In the previous weekend, when I was browsing some media content on the internet, I stumbled into a website of music videos of the nominees for the Grammy Awards of 2007. As was to be expected, it contained a bunch of mostly forgettable stuff that can be almost all be classified into one of two piles, as usual:

  1. pop and R&B, like Britney Spears and Beyonce
  2. rock, like Green Day

But occasionally, there's something in there that is different. And this is where Imogen Heap fits into, with the song "Goodnight and Go".

It looks like I just might have been to be the last person in the world to have heard of her, as some tracks of hers have already been listened to over 5 million times on MySpace. Wow.

So, what's it all about, then? Her compositions are not very special, just the plain, optimistic, electronic pop songs. She does have a beautiful voice, as can often be heard among Celtic folk singers, like Enya and Clannad.

Yet she has no fear of experimentation, she often lets her voice skip between vocal chords, just for the weird effect, and she has put electronic effects quite prominent on the foreground, which is quite uncommon for a woman. For example, "Hide and Seek" is just her voice and a vocoder.

I probably must have annoyed my housemates that weekend, as I'm guessing I must have played the few songs I found on internet for a total of about 40 times all.

I have also had a few of her songs kept stuck in my head all working day for 4 days, the following week. So yeah, she has made an impression.

I've been to every larger record shop here in town, and none of them had anything by her in stock. No surprise there, I suppose?

Saturday March 10, 2007
07:45 AM

Firefox 2 annoyance

On one of my PCs, I have upgraded my Firefox browser to 2.0, a few weeks ago. I can't say that, apart from details, I notice much of a difference. Which is not necessarily a bad thing...

But the developers behind Firefox should learn the difference between a crash, and a system shutdown. Because every single time I first open the browser, an annoying dialog box pops up asking me if I want to restore the previous session. It won't go away without clicking on a button first, and it just blocks the working of the browser. Even when I click "new session" the browser forgot the argument (either an URL or the path to a html page) Firefox got opened with, and simply opens on the homepage. Argh!

And if they think restoring the last session is such a cool feature, why don't they just add it as a menu item, in the system menu? So that you can still restore a session even after they closed the browser normally?

Friday February 09, 2007
04:43 PM, on a slow server? Mmm, not exactly...

When I looked at the Javascript used by this site, copy/pasted it from Firefox' Web Developer info page into a text editor window, I found it had a staggering 13500 lines of Javascript code, and saves down to a file of well over 400k. 400k of Javascript! For a site that is relatively sparsely sprinkled with Javascript. That is... Well, that is nuts, no other word for it. I'm thinking that, if you'd just open the stock library (which is one from Yahoo), extract the functions you use, and put them in a new file, you'd probably get along with a library file of maybe 10k to 20k, I think.

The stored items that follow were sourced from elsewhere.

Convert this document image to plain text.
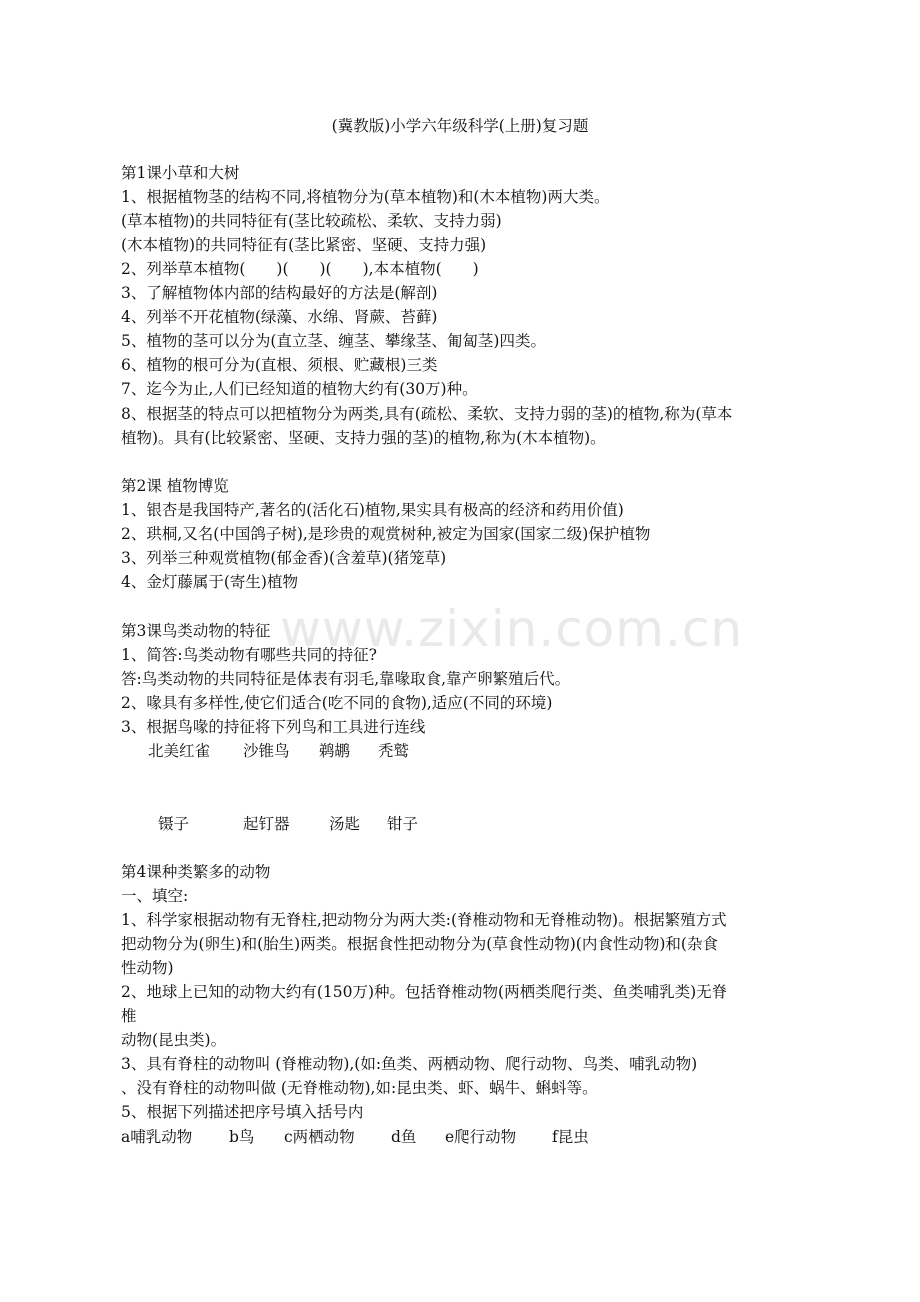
www.zixin.com.cn
(冀教版)小学六年级科学(上册)复习题
第1课小草和大树
1、根据植物茎的结构不同,将植物分为(草本植物)和(木本植物)两大类。
(草本植物)的共同特征有(茎比较疏松、柔软、支持力弱)
(木本植物)的共同特征有(茎比紧密、坚硬、支持力强)
2、列举草本植物(　　)(　　)(　　),本本植物(　　)
3、了解植物体内部的结构最好的方法是(解剖)
4、列举不开花植物(绿藻、水绵、肾蕨、苔藓)
5、植物的茎可以分为(直立茎、缠茎、攀缘茎、匍匐茎)四类。
6、植物的根可分为(直根、须根、贮藏根)三类
7、迄今为止,人们已经知道的植物大约有(30万)种。
8、根据茎的特点可以把植物分为两类,具有(疏松、柔软、支持力弱的茎)的植物,称为(草本
植物)。具有(比较紧密、坚硬、支持力强的茎)的植物,称为(木本植物)。
第2课 植物博览
1、银杏是我国特产,著名的(活化石)植物,果实具有极高的经济和药用价值)
2、珙桐,又名(中国鸽子树),是珍贵的观赏树种,被定为国家(国家二级)保护植物
3、列举三种观赏植物(郁金香)(含羞草)(猪笼草)
4、金灯藤属于(寄生)植物
第3课鸟类动物的特征
1、简答:鸟类动物有哪些共同的持征?
答:鸟类动物的共同特征是体表有羽毛,靠喙取食,靠产卵繁殖后代。
2、喙具有多样性,使它们适合(吃不同的食物),适应(不同的环境)
3、根据鸟喙的持征将下列鸟和工具进行连线
北美红雀 沙锥鸟 鹈鹕 秃鹫
镊子	起钉器	汤匙 钳子
第4课种类繁多的动物
一、填空:
1、科学家根据动物有无脊柱,把动物分为两大类:(脊椎动物和无脊椎动物)。根据繁殖方式
把动物分为(卵生)和(胎生)两类。根据食性把动物分为(草食性动物)(内食性动物)和(杂食
性动物)
2、地球上已知的动物大约有(150万)种。包括脊椎动物(两栖类爬行类、鱼类哺乳类)无脊
椎
动物(昆虫类)。
3、具有脊柱的动物叫 (脊椎动物),(如:鱼类、两栖动物、爬行动物、鸟类、哺乳动物)
、没有脊柱的动物叫做 (无脊椎动物),如:昆虫类、虾、蜗牛、蝌蚪等。
5、根据下列描述把序号填入括号内
a哺乳动物 b鸟 c两栖动物 d鱼 e爬行动物 f昆虫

The site occasionally takes a long time to load, load times of 10 to 20 seconds are no exception, on a broadband connection. Most of the loading time is spent on, which is the domain where the Javascript library resides. I see this happen at least once every few days, so the amount of bandwidth I must be spending on this site each month, must be a bit on the high size.

And I do feel sorry for the people with a slow internet connection.

Monday February 05, 2007
03:19 PM

Ridiculous copyright notice

This is a warning that is printed in the user manual for my new Toshiba flatscreen TV, right under the information on how to change the aspect ratio and image size of the picture, in case the automatically chosen setting isn't what you would have chosen:

Using the special functions to change the size of the displayed image (i.e. changing the height/width ratio) for the purpose of public display or commercial gain may infringe on copyright laws.

What... The... F.

Monday January 29, 2007
04:07 PM

Foxit Reader, no thank you.

I've been looking at various versions of Acrobat Reader, and alternatives like Foxit Reader. On any forum discussing Acrobate Reader, you can find a few comments recommending Foxit Reader instead, because it's much smaller. So I decided to try it out.

Indeed, it is fast. It loads in a few seconds on an older computer. Its rendering looks very good, in a graphics intensive file.

But it succeeded in crashing once, and hanging once, bringing down the entire PC (an old Win98 system), but otherwise very stable platform, in under 15 minutes of testing. So it doesn't give me the impression of being a mature product.

So off it goes.